The invention also is characterized by:
(A) providing an axially elongated, tubular, hollow fuel cell comprising an outer fuel electrode, an inner air electrode and solid electrolyte therebetween, and where the electrolyte defines an elongated exposed radial segment, said segment containing a gas impermeable electrically conductive interconnect material in electrical communication with a segment of said inner air electrode; and then
(B) contacting the inside of the air electrode with a cathode material without use of any liquid medium inside the fuel cell; and then
(C) passing electrical current through an applicator which contains liquid electrolyte solution containing a metal desired to be deposited on the interconnect material; and then
(D) passing electric current from the applicator to the cathode contacting the inside of the air electrode; and then
(E) contacting a first point of the exposed interconnect with the electrolyte containing applicator and transferring the contact point to deposit electrolyte solution along the elongated axial length of the interconnect to a second point, so that the passage of electric current will cause metal from the electrolyte solution to coat the surface of the elongated axial length of the interconnect.
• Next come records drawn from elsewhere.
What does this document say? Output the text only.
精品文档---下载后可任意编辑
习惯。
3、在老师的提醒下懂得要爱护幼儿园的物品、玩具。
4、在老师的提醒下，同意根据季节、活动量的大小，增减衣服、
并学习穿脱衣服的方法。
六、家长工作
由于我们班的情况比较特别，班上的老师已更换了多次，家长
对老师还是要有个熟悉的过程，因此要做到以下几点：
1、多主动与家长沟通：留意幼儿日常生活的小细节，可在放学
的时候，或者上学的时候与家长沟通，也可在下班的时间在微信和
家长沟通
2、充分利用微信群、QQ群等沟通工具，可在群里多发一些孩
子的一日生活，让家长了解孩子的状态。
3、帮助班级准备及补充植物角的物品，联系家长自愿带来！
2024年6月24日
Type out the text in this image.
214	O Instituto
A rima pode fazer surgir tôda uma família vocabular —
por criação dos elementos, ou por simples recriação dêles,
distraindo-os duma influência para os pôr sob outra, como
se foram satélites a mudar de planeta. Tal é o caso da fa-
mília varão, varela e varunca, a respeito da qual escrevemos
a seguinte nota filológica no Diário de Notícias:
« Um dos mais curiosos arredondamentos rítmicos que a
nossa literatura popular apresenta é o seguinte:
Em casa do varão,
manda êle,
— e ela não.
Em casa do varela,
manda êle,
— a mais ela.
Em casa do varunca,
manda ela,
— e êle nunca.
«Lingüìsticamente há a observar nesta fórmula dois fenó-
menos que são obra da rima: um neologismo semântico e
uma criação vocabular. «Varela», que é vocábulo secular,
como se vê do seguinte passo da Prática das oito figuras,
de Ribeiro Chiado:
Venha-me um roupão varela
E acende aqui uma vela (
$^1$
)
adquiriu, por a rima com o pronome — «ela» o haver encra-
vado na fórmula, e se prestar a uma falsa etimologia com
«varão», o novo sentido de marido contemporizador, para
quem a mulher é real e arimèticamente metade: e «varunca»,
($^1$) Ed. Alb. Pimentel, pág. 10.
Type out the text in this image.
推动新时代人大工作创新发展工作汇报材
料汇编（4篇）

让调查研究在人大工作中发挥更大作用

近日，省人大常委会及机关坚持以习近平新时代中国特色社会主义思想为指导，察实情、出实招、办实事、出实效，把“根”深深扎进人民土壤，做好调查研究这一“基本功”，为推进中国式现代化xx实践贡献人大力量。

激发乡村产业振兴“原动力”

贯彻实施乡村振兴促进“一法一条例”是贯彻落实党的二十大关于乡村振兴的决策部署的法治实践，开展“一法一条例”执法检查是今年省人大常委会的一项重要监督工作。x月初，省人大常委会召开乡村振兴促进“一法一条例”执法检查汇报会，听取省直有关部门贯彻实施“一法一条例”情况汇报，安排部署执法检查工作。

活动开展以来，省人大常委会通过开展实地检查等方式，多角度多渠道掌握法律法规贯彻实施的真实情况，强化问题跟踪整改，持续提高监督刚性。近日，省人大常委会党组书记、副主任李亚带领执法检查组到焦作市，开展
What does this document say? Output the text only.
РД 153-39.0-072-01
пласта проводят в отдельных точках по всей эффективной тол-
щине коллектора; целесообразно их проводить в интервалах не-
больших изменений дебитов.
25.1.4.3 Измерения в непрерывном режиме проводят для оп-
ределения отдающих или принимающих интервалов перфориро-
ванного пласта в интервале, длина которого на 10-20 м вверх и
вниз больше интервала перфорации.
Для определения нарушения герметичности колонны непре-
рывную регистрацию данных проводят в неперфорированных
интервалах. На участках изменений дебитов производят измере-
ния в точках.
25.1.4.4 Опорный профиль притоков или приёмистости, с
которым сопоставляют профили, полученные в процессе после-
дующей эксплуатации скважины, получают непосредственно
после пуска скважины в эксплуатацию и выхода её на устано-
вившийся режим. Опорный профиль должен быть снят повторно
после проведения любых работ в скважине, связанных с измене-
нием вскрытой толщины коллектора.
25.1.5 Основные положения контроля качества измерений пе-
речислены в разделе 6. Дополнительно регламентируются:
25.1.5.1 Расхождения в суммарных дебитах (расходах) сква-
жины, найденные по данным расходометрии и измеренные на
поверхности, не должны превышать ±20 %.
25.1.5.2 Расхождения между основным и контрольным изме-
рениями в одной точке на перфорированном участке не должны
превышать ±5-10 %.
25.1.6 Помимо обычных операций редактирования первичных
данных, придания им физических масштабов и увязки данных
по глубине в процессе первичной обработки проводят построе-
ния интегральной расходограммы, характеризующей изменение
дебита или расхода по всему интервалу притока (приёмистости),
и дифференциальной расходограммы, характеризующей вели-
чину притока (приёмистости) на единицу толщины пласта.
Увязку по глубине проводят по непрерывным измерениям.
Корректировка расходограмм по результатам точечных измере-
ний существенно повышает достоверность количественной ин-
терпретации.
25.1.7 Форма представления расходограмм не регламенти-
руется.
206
A plurality of fuel cell interconnects can be processed in this fashion where the applicator, preferably a rotating brush or roller, can be disposed above or below the fuel cells and movement or translation of the brushes or of the fuel cells down the axially elongated length of interconnection can be automatically programmed. This process eliminates use of liquid fluid such as a metal salt inside the fuel cell and dipping the entire exterior of the fuel cell into a container of electrolyte, thus eliminating most clean up problems and manually intensive techniques.